The village of Bréhémont on the Loire River west of Tours is one of the old river ports. Even today there are the old river boats of a type known as fûtreaux moored along the quay. One of the few remaining river fishing boats works from here too, and this stretch of the river was famous for its migrating salmon and shad (Fr. alose). In the old days, hemp (Fr. chanvre) fibre grown locally would have been one of the major cargoes being shipped from here.
I think this boat is a toue cabanée, a type of fûtreau with a cabin.
The hemp was mostly used to make rope, but also paper up until 1984. In the 19th century hemp crops took up half the available land around the village and a third of the population was involved in its cultivation and processing. It was all shipped out by boat until the arrival of the railway killed the river trade at the end of the century.
The 19th century church, dedicated to Mary Magdalen, and an old urinal.

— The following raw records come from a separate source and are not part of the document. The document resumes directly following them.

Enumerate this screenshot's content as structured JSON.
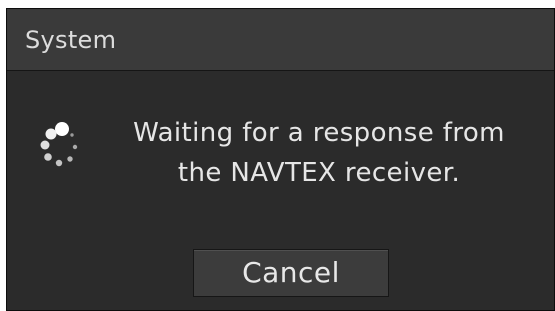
{
  "dialog": {
    "title": "System",
    "message_line1": "Waiting for a response from",
    "message_line2": "the NAVTEX receiver.",
    "cancel_label": "Cancel",
    "spinner_icon": "loading-spinner-icon"
  },
  "colors": {
    "panel": "#2b2b2b",
    "titlebar": "#3a3a3a",
    "text": "#e6e6e6",
    "button": "#3c3c3c"
  }
}
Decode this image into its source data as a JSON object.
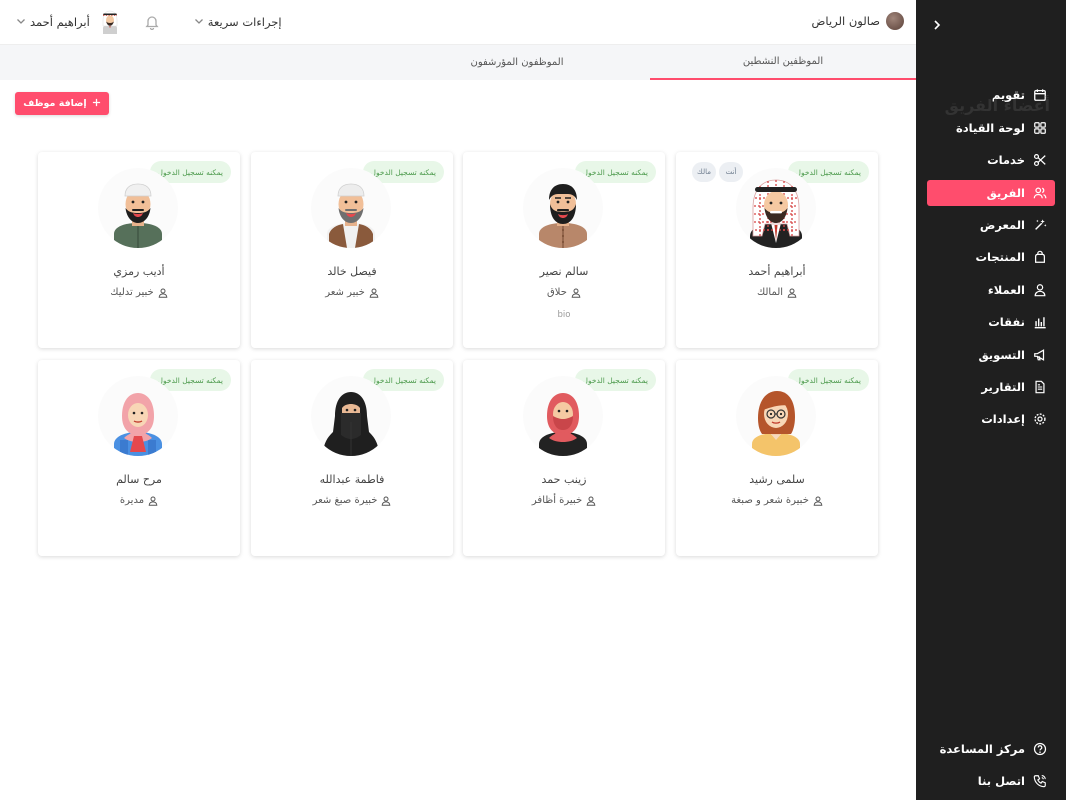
{
  "sidebar": {
    "items": [
      {
        "label": "تقويم",
        "icon": "calendar-icon",
        "active": false
      },
      {
        "label": "لوحة القيادة",
        "icon": "dashboard-grid-icon",
        "active": false
      },
      {
        "label": "خدمات",
        "icon": "scissors-icon",
        "active": false
      },
      {
        "label": "الفريق",
        "icon": "team-users-icon",
        "active": true
      },
      {
        "label": "المعرض",
        "icon": "sparkles-icon",
        "active": false
      },
      {
        "label": "المنتجات",
        "icon": "shopping-bag-icon",
        "active": false
      },
      {
        "label": "العملاء",
        "icon": "user-icon",
        "active": false
      },
      {
        "label": "نفقات",
        "icon": "bar-chart-icon",
        "active": false
      },
      {
        "label": "التسويق",
        "icon": "megaphone-icon",
        "active": false
      },
      {
        "label": "التقارير",
        "icon": "document-icon",
        "active": false
      },
      {
        "label": "إعدادات",
        "icon": "gear-icon",
        "active": false
      }
    ],
    "bottom": [
      {
        "label": "مركز المساعدة",
        "icon": "help-circle-icon"
      },
      {
        "label": "اتصل بنا",
        "icon": "phone-icon"
      }
    ]
  },
  "topbar": {
    "salon_name": "صالون الرياض",
    "quick_actions": "إجراءات سريعة",
    "user_name": "أبراهيم أحمد"
  },
  "tabs": {
    "active": "الموظفين النشطين",
    "archived": "الموظفون المؤرشفون"
  },
  "page": {
    "title": "أعضاء الفريق",
    "add_button": "إضافة موظف"
  },
  "members": [
    {
      "name": "أبراهيم أحمد",
      "role": "المالك",
      "login": "يمكنه تسجيل الدخول",
      "you": "أنت",
      "owner": "مالك",
      "bio": "",
      "avatar": "man-ghutra"
    },
    {
      "name": "سالم نصير",
      "role": "حلاق",
      "login": "يمكنه تسجيل الدخول",
      "bio": "bio",
      "avatar": "man-beard"
    },
    {
      "name": "فيصل خالد",
      "role": "خبير شعر",
      "login": "يمكنه تسجيل الدخول",
      "bio": "",
      "avatar": "man-cap-vest"
    },
    {
      "name": "أديب رمزي",
      "role": "خبير تدليك",
      "login": "يمكنه تسجيل الدخول",
      "bio": "",
      "avatar": "man-cap-green"
    },
    {
      "name": "سلمى رشيد",
      "role": "خبيرة شعر و صبغة",
      "login": "يمكنه تسجيل الدخول",
      "bio": "",
      "avatar": "woman-glasses"
    },
    {
      "name": "زينب حمد",
      "role": "خبيرة أظافر",
      "login": "يمكنه تسجيل الدخول",
      "bio": "",
      "avatar": "woman-hijab-red"
    },
    {
      "name": "فاطمة عبدالله",
      "role": "خبيرة صبغ شعر",
      "login": "يمكنه تسجيل الدخول",
      "bio": "",
      "avatar": "woman-niqab"
    },
    {
      "name": "مرح سالم",
      "role": "مديرة",
      "login": "يمكنه تسجيل الدخول",
      "bio": "",
      "avatar": "woman-hijab-pink"
    }
  ],
  "colors": {
    "accent": "#ff4d6d",
    "sidebar": "#1f1f1f",
    "login_badge_bg": "#e8f7e8",
    "login_badge_text": "#4c9a4c"
  }
}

Bréhémont sits between the southern channel of the Loire as it goes around a large island, and the River Indre. The confluence of the Cher and the Loire is nearby too. Consequently the area floods quite frequently, and even today, hemp, which likes wet conditions, is a significant crop.
The fire pump and lock-up.
The gothic revival church was built in 1834, replacing a chapel, which was demolished. Next to it is a building which houses a fire fighting pump (pompe à incendie) and the town gaol.
On the riverside footpath near the church are two rather mysterious looking stone columns. They are the vestiges of public urinals (Fr. édicules de nécessités) erected in 1872. There used to be six along the quay. All that remains are two of the central columns.